27 December 2015

The Husbands of River Song



People have often asked why nobody has made a spin off series about River Song, the answer of course being it would be just like Doctor Who. No story has underlined that quite as much as this latest Christmas special in which Alex Kingston adventures about just like a certain Time Lord would. There may be an archeological theme but just like Indiana Jones this is just an excuse for adventure. Also anyone harbouring doubts as to whether a female Doctor could work can put them away as `The Husbands of River Song` proves it could. In what is her best performance in the role since her initial two stories, Alex Kingston constantly threatens to steal the show from the Doctor with a strong, sassy and knowing performance that encompasses broad comedy, heroics and at the end a lot of emotion. This Doctor’s rapport with River is more believable than Matt Smith’s was, their closer ages make them better suited to reel off Steven Moffat’s flirty dialogue convincingly. 
From the off the mood is far more frivolous than last year’s more serious Christmas adventure. There is plenty of lighter stuff as Steven Moffat plays Cupid yet again with these two most slippery characters. The script is a good balance of different types of comedy so we don’t just get the usual cool reposts to interrogations but some more basic comic moments. Peter Capaldi has some real fun with the conceit that River doesn’t recognise the Doctor- the gag where he get to feign shock at the Tardis’ internal dimensions is priceless. There’s also much amusement to be had by us and them as Hydroflax’s head bellows threats from inside a bag. Enjoyable too are some amusing seasonal references; the sign on the Tardis door declaring Carols singers will be criticised and the Doctor’s initial appearance sporting unwelcome antlers definitely set the tone.
A pity though that Matt Lucas is used so sparingly when he is a comedic performer. Greg Davies gets more to do and proves to be a master at yelling. I wonder if the role is a sort of joke on the fact that normally he is the tallest person in a cast. Nice to see some new aliens as well as `all of time and space` has been looking a bit underpopulated of late.

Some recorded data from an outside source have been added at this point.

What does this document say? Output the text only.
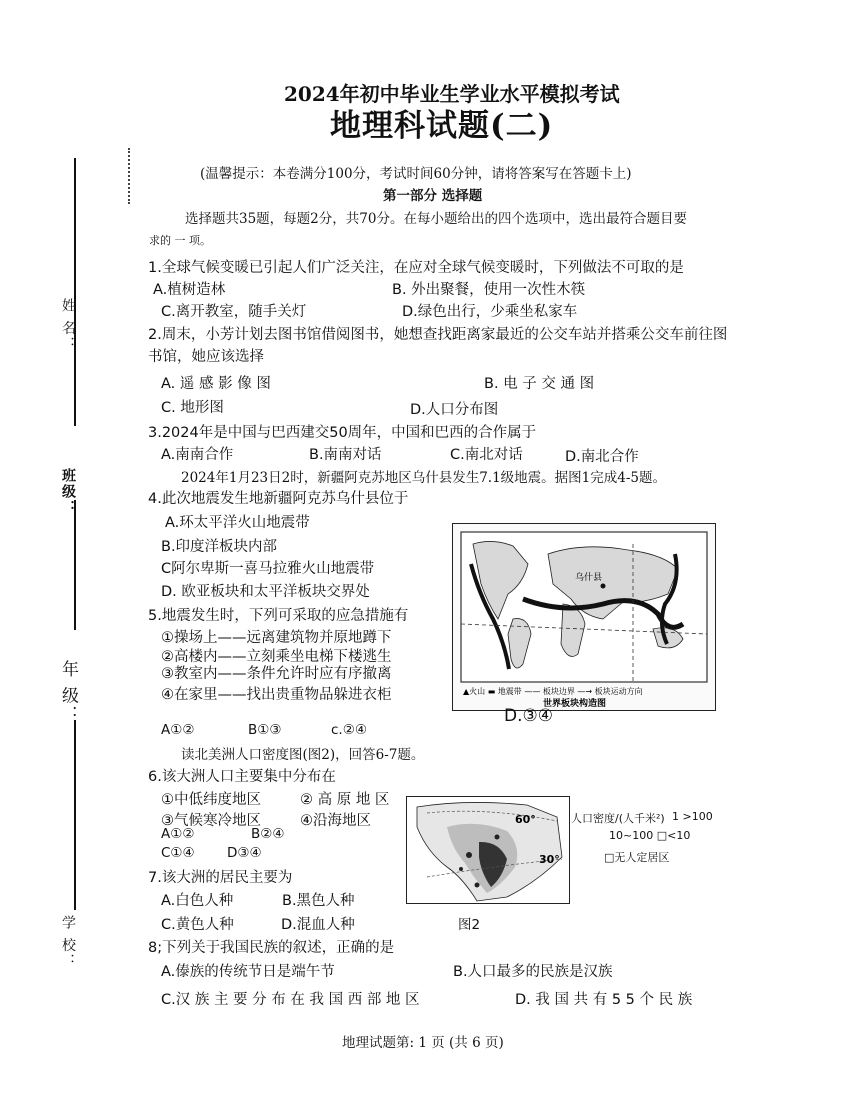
姓 名：
班级：
年 级：
学 校：
2024年初中毕业生学业水平模拟考试
地理科试题(二)
(温馨提示：本卷满分100分，考试时间60分钟，请将答案写在答题卡上)
第一部分 选择题
选择题共35题，每题2分，共70分。在每小题给出的四个选项中，选出最符合题目要
求的 一 项。
1.全球气候变暖已引起人们广泛关注，在应对全球气候变暖时，下列做法不可取的是
A.植树造林	B. 外出聚餐，使用一次性木筷
C.离开教室，随手关灯	D.绿色出行，少乘坐私家车
2.周末，小芳计划去图书馆借阅图书，她想查找距离家最近的公交车站并搭乘公交车前往图
书馆，她应该选择
A. 遥 感 影 像 图	B. 电 子 交 通 图
C. 地形图	D.人口分布图
3.2024年是中国与巴西建交50周年，中国和巴西的合作属于
A.南南合作	B.南南对话	C.南北对话	D.南北合作
2024年1月23日2时，新疆阿克苏地区乌什县发生7.1级地震。据图1完成4-5题。
4.此次地震发生地新疆阿克苏乌什县位于
A.环太平洋火山地震带
B.印度洋板块内部
C阿尔卑斯一喜马拉雅火山地震带
D. 欧亚板块和太平洋板块交界处
乌什县
▲火山 ▬ 地震带 —— 板块边界 —→ 板块运动方向
世界板块构造图
5.地震发生时，下列可采取的应急措施有
①操场上——远离建筑物并原地蹲下
②高楼内——立刻乘坐电梯下楼逃生
③教室内——条件允许时应有序撤离
④在家里——找出贵重物品躲进衣柜
A①②	B①③	c.②④
D.③④
读北美洲人口密度图(图2)，回答6-7题。
6.该大洲人口主要集中分布在
①中低纬度地区	② 高 原 地 区
③气候寒冷地区	④沿海地区
A①②	B②④
C①④ D③④
60°
30°
人口密度/(人千米²) 1 >100
10~100 □<10
□无人定居区
7.该大洲的居民主要为
A.白色人种	B.黑色人种
C.黄色人种	D.混血人种	图2
8;下列关于我国民族的叙述，正确的是
A.傣族的传统节日是端午节	B.人口最多的民族是汉族
C.汉 族 主 要 分 布 在 我 国 西 部 地 区	D. 我 国 共 有 5 5 个 民 族
地理试题第: 1 页 (共 6 页)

For anyone worn out by the recent season’s story arc this story does trade on more user friendly notes and for a change a great big dangerous threat. Visually the experienced Douglas McKinnon navigates through the story’s shifting moods so well; whenever he does the series he seems able to make the narrative more involving to the viewer. The body of the Hydroflax robot is impressive and stomps about with glee, Sound effects are one of the most overlooked elements of the show rarely mentioned by reviewers but they are exceptional here conveying enough to convince.
If I were to criticise it would be that the adventure doesn’t have quite the push of something like `Voyage of the Damned` which was relentlessly exciting. About half way through `Husbands` starts to expand into longer, talkier scenes which was something this year’s season also favoured. While they are good- especially the restaurant conversation- they do slow down what should be a romp. I’m sure as a writer Steven Moffat is proud of these long scenes but he may be forgetting that golden writers rule about killing your darlings. He also sometimes seems to overlook the fact that characters can have quite significant exchanges while moving about or running! If you are showing something at 5.15 on Christmas Day it really does need to keep moving.
The ending is quite touching, largely because both characters speak as directly as they ever will and both actors delivering exceptionally well. If the ongoing River Song story confuses at times then it is clear here the relationship between her and the Doctor is deep.  If it is to be the last River Song appearance Alex Kingston has definitely gone out on a high in a story that is quite a Christmas cracker!